Le Criticità: un Appello al Senso di Responsabilità
Il problema più grande del Bivacco Menegazzi non risiede nella sua struttura, ma nel comportamento di una parte dei suoi visitatori. Le testimonianze, inclusa quella diretta di un membro del Gruppo Alpini che ne cura la gestione, sono chiare e allarmanti. Troppo spesso il bivacco viene confuso con una sorta di casa vacanze gratuita o un'area per feste, con conseguenze disastrose. I volontari denunciano l'abbandono di sporcizia, rifiuti e resti di cibo, oltre al mancato rispetto di regole basilari come il divieto di accendere fuochi all'interno dell'area recintata. Questo comportamento non solo rovina l'esperienza dei successivi visitatori, ma rappresenta un'offesa profonda verso il lavoro e la dedizione di chi mantiene agibile la struttura.
Cosa Significa Usare un Bivacco
È fondamentale che chiunque pianifichi una visita al Menegazzi comprenda la filosofia di questi alloggi. Un bivacco non ha personale, non ha un servizio di pulizia e non si può prenotare. Si basa su regole non scritte di civiltà alpina:
- Lasciare più pulito di come si è trovato: Questo non significa solo portare a valle i propri rifiuti, ma anche pulire eventuali disordini lasciati da altri.
- Condivisione degli spazi: Il bivacco è di tutti. Se arrivano altri escursionisti, lo spazio va condiviso. Non è possibile "occupare" la struttura per uso esclusivo.
- Uso consapevole delle risorse: La legna per la stufa, se presente, è un bene prezioso. Va usata con parsimonia e, se possibile, è buona norma contribuire portandone un po' con sé.
- Nessun servizio garantito: Non c'è acqua corrente (bisogna cercarla nelle vicinanze, ad esempio presso la vicina Casera Cavallera), né elettricità. È un ritorno all'essenziale.

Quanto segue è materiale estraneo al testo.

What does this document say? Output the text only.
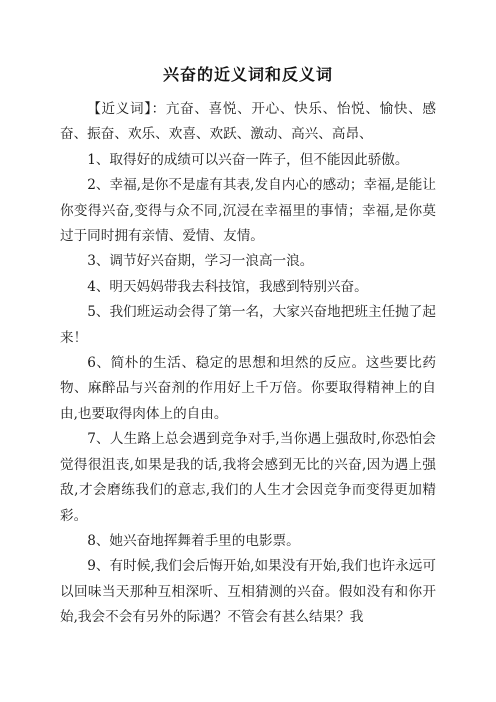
兴奋的近义词和反义词

【近义词】：亢奋、喜悦、开心、快乐、怡悦、愉快、感奋、振奋、欢乐、欢喜、欢跃、激动、高兴、高昂、

1、取得好的成绩可以兴奋一阵子，但不能因此骄傲。

2、幸福,是你不是虚有其表,发自内心的感动；幸福,是能让你变得兴奋,变得与众不同,沉浸在幸福里的事情；幸福,是你莫过于同时拥有亲情、爱情、友情。

3、调节好兴奋期，学习一浪高一浪。

4、明天妈妈带我去科技馆，我感到特别兴奋。

5、我们班运动会得了第一名，大家兴奋地把班主任抛了起来！

6、简朴的生活、稳定的思想和坦然的反应。这些要比药物、麻醉品与兴奋剂的作用好上千万倍。你要取得精神上的自由,也要取得肉体上的自由。

7、人生路上总会遇到竞争对手,当你遇上强敌时,你恐怕会觉得很沮丧,如果是我的话,我将会感到无比的兴奋,因为遇上强敌,才会磨练我们的意志,我们的人生才会因竞争而变得更加精彩。

8、她兴奋地挥舞着手里的电影票。

9、有时候,我们会后悔开始,如果没有开始,我们也许永远可以回味当天那种互相深听、互相猜测的兴奋。假如没有和你开始,我会不会有另外的际遇？不管会有甚么结果？我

Chi cerca comfort, un letto garantito, un pasto caldo e servizi igienici dovrebbe orientarsi verso un rifugio alpino gestito, come il vicino Rifugio Malga Cavallera, esplicitamente consigliato come alternativa da chi gestisce il bivacco per chi ha esigenze diverse.
A Chi si Rivolge Davvero il Bivacco Menegazzi?

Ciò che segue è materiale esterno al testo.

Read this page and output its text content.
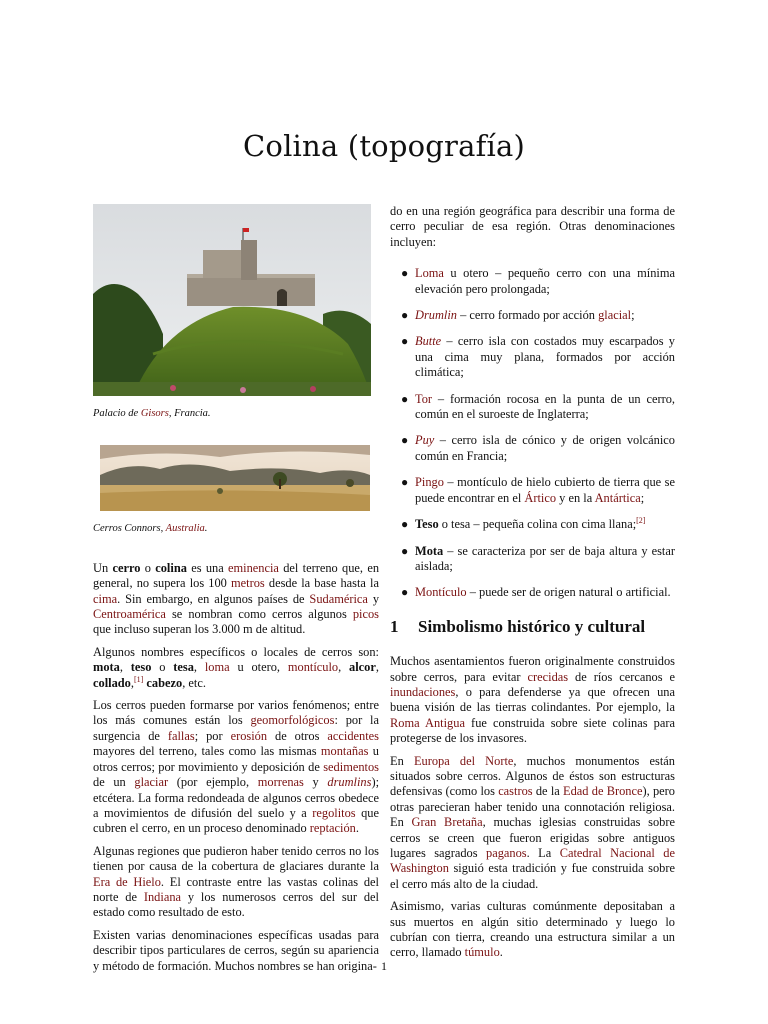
Colina (topografía)
Palacio de Gisors, Francia.
Cerros Connors, Australia.

Un cerro o colina es una eminencia del terreno que, en general, no supera los 100 metros desde la base hasta la cima. Sin embargo, en algunos países de Sudamérica y Centroamérica se nombran como cerros algunos picos que incluso superan los 3.000 m de altitud.

Algunos nombres específicos o locales de cerros son: mota, teso o tesa, loma u otero, montículo, alcor, collado,[1] cabezo, etc.

Los cerros pueden formarse por varios fenómenos; entre los más comunes están los geomorfológicos: por la surgencia de fallas; por erosión de otros accidentes mayores del terreno, tales como las mismas montañas u otros cerros; por movimiento y deposición de sedimentos de un glaciar (por ejemplo, morrenas y drumlins); etcétera. La forma redondeada de algunos cerros obedece a movimientos de difusión del suelo y a regolitos que cubren el cerro, en un proceso denominado reptación.

Algunas regiones que pudieron haber tenido cerros no los tienen por causa de la cobertura de glaciares durante la Era de Hielo. El contraste entre las vastas colinas del norte de Indiana y los numerosos cerros del sur del estado como resultado de esto.

Existen varias denominaciones específicas usadas para describir tipos particulares de cerros, según su apariencia y método de formación. Muchos nombres se han origina-

do en una región geográfica para describir una forma de cerro peculiar de esa región. Otras denominaciones incluyen:

● Loma u otero – pequeño cerro con una mínima elevación pero prolongada;
● Drumlin – cerro formado por acción glacial;
● Butte – cerro isla con costados muy escarpados y una cima muy plana, formados por acción climática;
● Tor – formación rocosa en la punta de un cerro, común en el suroeste de Inglaterra;
● Puy – cerro isla de cónico y de origen volcánico común en Francia;
● Pingo – montículo de hielo cubierto de tierra que se puede encontrar en el Ártico y en la Antártica;
● Teso o tesa – pequeña colina con cima llana;[2]
● Mota – se caracteriza por ser de baja altura y estar aislada;
● Montículo – puede ser de origen natural o artificial.
1	Simbolismo histórico y cultural

Muchos asentamientos fueron originalmente construidos sobre cerros, para evitar crecidas de ríos cercanos e inundaciones, o para defenderse ya que ofrecen una buena visión de las tierras colindantes. Por ejemplo, la Roma Antigua fue construida sobre siete colinas para protegerse de los invasores.

En Europa del Norte, muchos monumentos están situados sobre cerros. Algunos de éstos son estructuras defensivas (como los castros de la Edad de Bronce), pero otras parecieran haber tenido una connotación religiosa. En Gran Bretaña, muchas iglesias construidas sobre cerros se creen que fueron erigidas sobre antiguos lugares sagrados paganos. La Catedral Nacional de Washington siguió esta tradición y fue construida sobre el cerro más alto de la ciudad.

Asimismo, varias culturas comúnmente depositaban a sus muertos en algún sitio determinado y luego lo cubrían con tierra, creando una estructura similar a un cerro, llamado túmulo.

1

In conclusione, il Bivacco Menegazzi non è per tutti. È un alloggio economico nel senso più puro del termine, perché il suo costo non è monetario, ma si misura in responsabilità e rispetto. È la destinazione ideale per l'escursionista consapevole, per chi ama la montagna nella sua essenza più rustica e selvaggia e comprende il valore di un riparo semplice ma vitale. È per chi sa che il privilegio di dormire sotto un tetto in un luogo così magnifico comporta il dovere di preservarlo per il prossimo avventuriero.
Prima di partire, la domanda da porsi non è solo se si è fisicamente preparati al sentiero, ma se si è mentalmente pronti ad accettare e onorare le regole di un bene comune. Il futuro di luoghi come il Bivacco Menegazzi dipende interamente dalla risposta a questa domanda. È un piccolo gioiello incastonato nelle Dolomiti, la cui sopravvivenza è affidata non a un gestore, ma alla coscienza collettiva di chi lo frequenta.